问题
I have successfully setup an Android App which logs-in to my drupal website.
My problem is the logged-in user session does not last very long. The site clearly shows my user as logged-in to the site, but within an hour or so the user is no longer shown as active on the site. (I am guessing because I don't really exactly know it.)
Can anyone offer an insight into why this is happening?
The code is as follows:
protected HttpResponse doInBackground(Void... params) {
// TODO Auto-generated method stub
HttpClient httpClient = new DefaultHttpClient();
HttpPost httpPost = new HttpPost("http://mystestsite.com/testpoint/user/login");
// TODO Auto-generated method stub
try{
List<NameValuePair> nameValuePairs = new ArrayList<NameValuePair>();
nameValuePairs.add( new BasicNameValuePair("password", "guest") );
nameValuePairs.add( new BasicNameValuePair("username", "guest") );
httpPost.setEntity( new UrlEncodedFormEntity(nameValuePairs));
//Execute HTTP post request
response = httpClient.execute(httpPost);
Log.i("SEEMS TO WORK", response.toString());
Log.v("CODE", httpPost.getRequestLine().toString() + " - " + response.toString());
}catch(Exception e){
Log.e("HTTP ERROR", e.toString());
}
return response;
}
回答1:
So it sounds like it's an issue with how you're setting your cookies. When I do this kind of thing I usually just poke at my http headers until they look the same as the headers being sent form a web browser. Problem is knowing what the web browser and android app are sending so here's something to try.
This is not necessarily a code solution to your problem, but may be helpful.
Use Charles (great tool) http://www.charlesproxy.com/ for this. And no I don't have any connection to the company, it's just a great tool.
There's a feature in Charles called a reverse proxy and basically it allows you to bounce traffic through Charles to your drupal server and you can inspect it as it flows to and from your app.
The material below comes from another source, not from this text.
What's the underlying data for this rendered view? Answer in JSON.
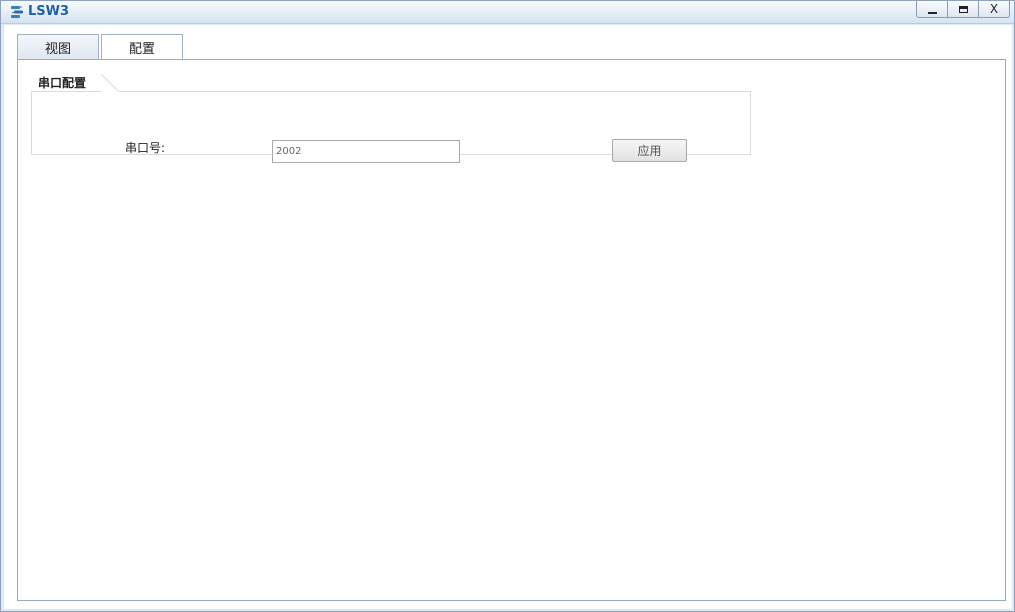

Using charles you can sniff what a good request from your web browser looks like and then you can sniff what the requests from your android app look like. Compare the two and you can see where your app is badly shaping the request headers.
The debug phase goes like this:
Once you've got Charles set up, hit your drupal server a couple of times and inspect the structure of the request/response that you're seeing from the browser.
Then hit your service a couple of times from the android app and note the differences. Maybe the cookie isn't going through, maybe it's malformed, maybe there's something else about the headers. This will let you see what you need to shoot for in order to get Drupal to accept the requests.